Megan turned 10 yesterday. I'm suddenly without a single-digit child. My mom says she feels old on my birthday, not her own. I understand now. M 'n' m are growing up, and it's finally registering in my gut, which is always more forceful and effectual than any thoughts that float up-top for me. And there are always thoughts up-top; my mind is like a big wave pool. At the base of Niagara Falls. In Hurricane Katrina. Thankfully, Megan and I are both September babies how cute, to phrase it that way so if another plus-one to my age is a downer, followed by a reminder-smack on Megan's birthday... well, I guess it's a nice, compact beating. It's over in a few weeks. Then I'm back again, feeling young and happy for the 11 months that aren't September!

Michael's busy. He's in 7th grade, takes high school math, plays the cello, plays on two baseball teams, lives in two houses (a challenging reality for joint-custody-burdened kids like M 'n' m), and, AND! this is what really siphons away attention, as I recall  there are 8th grade girls at Michael's school. Yep, it's true; they exist.

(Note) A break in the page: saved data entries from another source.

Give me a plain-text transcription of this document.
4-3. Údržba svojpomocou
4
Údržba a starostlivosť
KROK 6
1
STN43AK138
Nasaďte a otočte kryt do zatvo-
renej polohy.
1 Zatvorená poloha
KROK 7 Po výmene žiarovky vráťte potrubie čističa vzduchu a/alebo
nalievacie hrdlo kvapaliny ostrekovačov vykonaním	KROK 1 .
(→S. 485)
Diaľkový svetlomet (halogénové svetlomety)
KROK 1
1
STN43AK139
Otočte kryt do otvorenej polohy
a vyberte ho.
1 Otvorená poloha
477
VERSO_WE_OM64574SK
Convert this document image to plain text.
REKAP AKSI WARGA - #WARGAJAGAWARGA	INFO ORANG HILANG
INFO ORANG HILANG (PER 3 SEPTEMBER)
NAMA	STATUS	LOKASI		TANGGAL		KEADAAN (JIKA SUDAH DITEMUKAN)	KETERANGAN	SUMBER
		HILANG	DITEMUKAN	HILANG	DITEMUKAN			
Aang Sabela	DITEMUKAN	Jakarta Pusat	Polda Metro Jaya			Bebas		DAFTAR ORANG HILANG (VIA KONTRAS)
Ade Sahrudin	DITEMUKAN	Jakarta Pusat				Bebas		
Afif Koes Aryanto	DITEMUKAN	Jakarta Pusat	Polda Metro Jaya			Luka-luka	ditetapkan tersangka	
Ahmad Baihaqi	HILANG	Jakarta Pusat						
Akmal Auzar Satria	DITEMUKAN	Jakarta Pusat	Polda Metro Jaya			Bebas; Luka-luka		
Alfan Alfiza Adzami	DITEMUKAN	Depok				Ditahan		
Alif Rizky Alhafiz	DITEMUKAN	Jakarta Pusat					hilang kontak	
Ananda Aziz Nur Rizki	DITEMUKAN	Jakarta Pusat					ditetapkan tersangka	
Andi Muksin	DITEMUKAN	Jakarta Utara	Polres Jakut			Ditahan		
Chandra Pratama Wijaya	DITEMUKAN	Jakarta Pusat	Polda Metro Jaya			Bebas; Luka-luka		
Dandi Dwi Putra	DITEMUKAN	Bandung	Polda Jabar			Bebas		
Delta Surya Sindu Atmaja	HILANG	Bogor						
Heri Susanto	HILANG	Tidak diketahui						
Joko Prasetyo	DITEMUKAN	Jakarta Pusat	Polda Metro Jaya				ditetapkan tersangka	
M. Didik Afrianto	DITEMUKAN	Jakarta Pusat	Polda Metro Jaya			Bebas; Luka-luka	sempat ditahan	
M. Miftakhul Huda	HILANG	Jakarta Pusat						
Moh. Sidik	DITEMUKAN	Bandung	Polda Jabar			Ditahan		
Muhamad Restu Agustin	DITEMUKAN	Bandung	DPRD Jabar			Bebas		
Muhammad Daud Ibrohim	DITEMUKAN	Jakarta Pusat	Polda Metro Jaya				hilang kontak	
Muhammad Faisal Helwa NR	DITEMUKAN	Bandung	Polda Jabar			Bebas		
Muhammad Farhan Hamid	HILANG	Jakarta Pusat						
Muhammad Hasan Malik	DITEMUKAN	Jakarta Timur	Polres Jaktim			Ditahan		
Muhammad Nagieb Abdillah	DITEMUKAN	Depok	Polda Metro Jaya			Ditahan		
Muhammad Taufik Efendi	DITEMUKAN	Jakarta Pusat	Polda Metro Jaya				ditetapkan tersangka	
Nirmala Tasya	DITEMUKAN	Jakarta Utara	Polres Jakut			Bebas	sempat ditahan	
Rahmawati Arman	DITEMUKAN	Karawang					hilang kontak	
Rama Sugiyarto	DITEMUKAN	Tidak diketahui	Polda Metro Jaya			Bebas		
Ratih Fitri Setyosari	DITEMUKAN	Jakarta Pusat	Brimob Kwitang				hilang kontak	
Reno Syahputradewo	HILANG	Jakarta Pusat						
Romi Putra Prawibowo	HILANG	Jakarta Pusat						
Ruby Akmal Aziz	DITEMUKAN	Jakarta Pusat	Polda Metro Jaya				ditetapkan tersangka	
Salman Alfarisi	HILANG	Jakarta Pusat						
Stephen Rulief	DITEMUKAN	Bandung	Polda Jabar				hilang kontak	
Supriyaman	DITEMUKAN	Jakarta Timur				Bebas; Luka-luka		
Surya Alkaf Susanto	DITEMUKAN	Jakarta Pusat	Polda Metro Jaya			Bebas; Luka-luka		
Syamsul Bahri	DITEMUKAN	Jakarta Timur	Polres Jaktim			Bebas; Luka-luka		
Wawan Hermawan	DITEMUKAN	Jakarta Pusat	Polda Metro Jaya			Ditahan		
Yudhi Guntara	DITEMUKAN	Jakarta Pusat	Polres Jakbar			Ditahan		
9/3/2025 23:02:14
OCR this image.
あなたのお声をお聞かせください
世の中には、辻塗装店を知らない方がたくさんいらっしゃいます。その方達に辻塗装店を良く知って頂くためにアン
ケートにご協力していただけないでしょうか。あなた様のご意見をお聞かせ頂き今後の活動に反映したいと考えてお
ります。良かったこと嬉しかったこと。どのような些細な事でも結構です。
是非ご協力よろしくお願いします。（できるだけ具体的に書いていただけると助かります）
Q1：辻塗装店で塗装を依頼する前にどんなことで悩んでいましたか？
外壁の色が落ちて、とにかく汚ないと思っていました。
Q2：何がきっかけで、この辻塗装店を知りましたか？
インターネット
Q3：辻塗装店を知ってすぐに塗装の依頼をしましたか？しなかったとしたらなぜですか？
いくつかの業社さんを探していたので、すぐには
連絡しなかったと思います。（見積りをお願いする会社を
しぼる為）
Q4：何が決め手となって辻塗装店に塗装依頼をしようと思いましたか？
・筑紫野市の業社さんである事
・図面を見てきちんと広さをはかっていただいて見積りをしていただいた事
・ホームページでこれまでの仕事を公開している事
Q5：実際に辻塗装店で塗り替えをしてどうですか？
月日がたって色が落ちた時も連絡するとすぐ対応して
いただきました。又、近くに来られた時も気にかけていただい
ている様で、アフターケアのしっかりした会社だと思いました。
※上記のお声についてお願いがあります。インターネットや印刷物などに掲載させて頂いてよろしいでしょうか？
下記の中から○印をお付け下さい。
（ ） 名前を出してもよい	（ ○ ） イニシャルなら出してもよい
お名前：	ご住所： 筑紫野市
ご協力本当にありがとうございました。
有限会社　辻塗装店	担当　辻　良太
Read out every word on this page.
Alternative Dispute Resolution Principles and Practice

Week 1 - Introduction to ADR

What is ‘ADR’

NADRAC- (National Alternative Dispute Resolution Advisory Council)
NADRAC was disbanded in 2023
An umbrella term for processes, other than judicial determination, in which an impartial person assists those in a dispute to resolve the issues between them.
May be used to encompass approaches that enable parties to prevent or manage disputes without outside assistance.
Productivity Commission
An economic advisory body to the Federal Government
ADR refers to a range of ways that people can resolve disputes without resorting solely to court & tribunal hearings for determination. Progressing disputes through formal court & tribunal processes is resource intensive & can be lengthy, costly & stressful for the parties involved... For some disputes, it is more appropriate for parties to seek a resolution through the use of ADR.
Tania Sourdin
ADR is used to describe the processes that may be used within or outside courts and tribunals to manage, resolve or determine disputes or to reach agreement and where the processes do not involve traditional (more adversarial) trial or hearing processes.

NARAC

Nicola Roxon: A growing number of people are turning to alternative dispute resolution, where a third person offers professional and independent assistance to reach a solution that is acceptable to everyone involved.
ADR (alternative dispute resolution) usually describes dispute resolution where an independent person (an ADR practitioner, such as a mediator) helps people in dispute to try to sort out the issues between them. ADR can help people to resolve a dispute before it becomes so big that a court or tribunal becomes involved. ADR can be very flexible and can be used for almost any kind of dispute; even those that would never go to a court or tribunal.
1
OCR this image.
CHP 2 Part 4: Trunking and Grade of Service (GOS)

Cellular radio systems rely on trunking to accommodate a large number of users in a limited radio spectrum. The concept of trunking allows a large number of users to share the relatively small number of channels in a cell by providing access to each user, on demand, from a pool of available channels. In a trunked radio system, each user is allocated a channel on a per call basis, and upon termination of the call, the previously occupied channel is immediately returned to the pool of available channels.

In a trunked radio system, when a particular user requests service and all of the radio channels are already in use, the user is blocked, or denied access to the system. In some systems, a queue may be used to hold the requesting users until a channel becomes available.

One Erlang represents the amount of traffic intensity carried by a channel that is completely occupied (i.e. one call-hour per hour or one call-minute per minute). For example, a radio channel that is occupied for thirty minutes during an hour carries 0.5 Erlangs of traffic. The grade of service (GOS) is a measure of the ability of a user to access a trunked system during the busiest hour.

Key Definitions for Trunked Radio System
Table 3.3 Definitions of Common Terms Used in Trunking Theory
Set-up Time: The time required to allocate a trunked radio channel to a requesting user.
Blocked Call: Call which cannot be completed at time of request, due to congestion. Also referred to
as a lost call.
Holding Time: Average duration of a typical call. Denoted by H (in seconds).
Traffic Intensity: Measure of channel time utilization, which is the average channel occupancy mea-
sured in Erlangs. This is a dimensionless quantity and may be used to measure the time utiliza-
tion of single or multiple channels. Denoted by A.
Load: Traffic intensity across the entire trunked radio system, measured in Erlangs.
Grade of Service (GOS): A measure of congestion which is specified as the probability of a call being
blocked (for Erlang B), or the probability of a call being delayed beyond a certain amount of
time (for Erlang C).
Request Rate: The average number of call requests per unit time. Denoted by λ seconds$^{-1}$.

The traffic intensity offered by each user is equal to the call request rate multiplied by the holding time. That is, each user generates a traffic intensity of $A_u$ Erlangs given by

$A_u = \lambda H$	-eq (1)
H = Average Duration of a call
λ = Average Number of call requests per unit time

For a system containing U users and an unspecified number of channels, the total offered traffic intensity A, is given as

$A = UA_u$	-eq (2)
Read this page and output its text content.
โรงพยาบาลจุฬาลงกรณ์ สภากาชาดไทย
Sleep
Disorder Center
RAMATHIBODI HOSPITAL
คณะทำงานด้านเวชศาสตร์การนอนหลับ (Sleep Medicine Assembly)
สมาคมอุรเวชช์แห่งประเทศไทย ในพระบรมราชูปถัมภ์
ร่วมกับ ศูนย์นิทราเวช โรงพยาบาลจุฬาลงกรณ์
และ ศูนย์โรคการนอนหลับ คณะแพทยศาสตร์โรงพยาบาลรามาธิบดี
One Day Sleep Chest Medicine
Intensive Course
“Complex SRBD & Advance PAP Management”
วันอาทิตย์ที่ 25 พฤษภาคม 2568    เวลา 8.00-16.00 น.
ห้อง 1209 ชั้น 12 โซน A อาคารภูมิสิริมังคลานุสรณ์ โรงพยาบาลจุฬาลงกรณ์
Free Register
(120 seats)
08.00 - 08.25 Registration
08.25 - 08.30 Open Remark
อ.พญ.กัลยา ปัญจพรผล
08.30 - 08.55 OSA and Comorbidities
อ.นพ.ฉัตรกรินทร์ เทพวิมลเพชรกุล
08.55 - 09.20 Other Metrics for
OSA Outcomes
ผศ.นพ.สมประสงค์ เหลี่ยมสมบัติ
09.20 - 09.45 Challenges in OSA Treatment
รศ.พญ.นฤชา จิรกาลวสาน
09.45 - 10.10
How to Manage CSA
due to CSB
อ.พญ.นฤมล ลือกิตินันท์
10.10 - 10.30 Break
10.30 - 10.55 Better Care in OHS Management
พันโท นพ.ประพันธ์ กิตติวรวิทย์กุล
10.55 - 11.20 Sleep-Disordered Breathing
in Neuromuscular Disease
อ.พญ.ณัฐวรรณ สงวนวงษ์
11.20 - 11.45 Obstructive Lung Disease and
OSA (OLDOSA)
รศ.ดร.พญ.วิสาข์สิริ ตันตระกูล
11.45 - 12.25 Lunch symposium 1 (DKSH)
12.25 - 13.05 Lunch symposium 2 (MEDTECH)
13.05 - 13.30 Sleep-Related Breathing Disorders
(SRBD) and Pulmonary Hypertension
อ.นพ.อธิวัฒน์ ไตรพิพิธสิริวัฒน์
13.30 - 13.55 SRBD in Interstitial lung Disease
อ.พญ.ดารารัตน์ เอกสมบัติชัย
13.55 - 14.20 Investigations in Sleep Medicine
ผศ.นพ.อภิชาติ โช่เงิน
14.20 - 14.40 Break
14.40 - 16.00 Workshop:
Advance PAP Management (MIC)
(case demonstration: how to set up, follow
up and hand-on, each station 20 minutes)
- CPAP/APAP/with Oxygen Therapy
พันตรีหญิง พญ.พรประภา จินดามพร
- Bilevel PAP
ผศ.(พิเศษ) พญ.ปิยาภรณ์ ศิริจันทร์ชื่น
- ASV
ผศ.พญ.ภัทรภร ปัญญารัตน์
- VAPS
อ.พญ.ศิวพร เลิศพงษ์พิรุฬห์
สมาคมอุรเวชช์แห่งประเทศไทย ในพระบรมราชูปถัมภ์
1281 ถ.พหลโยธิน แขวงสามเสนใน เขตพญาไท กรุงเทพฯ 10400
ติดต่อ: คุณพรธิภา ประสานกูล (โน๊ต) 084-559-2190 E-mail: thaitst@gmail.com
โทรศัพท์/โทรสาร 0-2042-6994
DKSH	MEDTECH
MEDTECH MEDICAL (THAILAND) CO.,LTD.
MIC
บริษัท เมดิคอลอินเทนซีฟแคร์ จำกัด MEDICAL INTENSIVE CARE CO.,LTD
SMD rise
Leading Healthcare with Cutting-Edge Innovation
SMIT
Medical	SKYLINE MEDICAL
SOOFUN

It seems everyday I forget where my keys are, but I remember the crushes, notes, dances, parties, and phone calls that characterized my 7th grade 'relationships.' It's crazy-different now, I imagine, with smartphones, social media, and the controversial shit I'm not even aware of, but I'm certain nothing is better than a hand-passed note in a junior high hallway. Will Michael ever be instructed, in real, human handwriting, to circle 'yes' or 'no' if he likes a certain someone? I hope so. A non-texted, non-electronic note is very satisfying. My heart leapt at every one, with its cute, loopy lettering and origami-like folding. My nerves leapt, too. Even if I never touched or saw my note-giving girlfriend once we were 'going out.' I was dumped and rejected by notes also, of course. But still. Only fond memories. How is Michael handling this part of junior high? I'm not sure, I'll have to ask.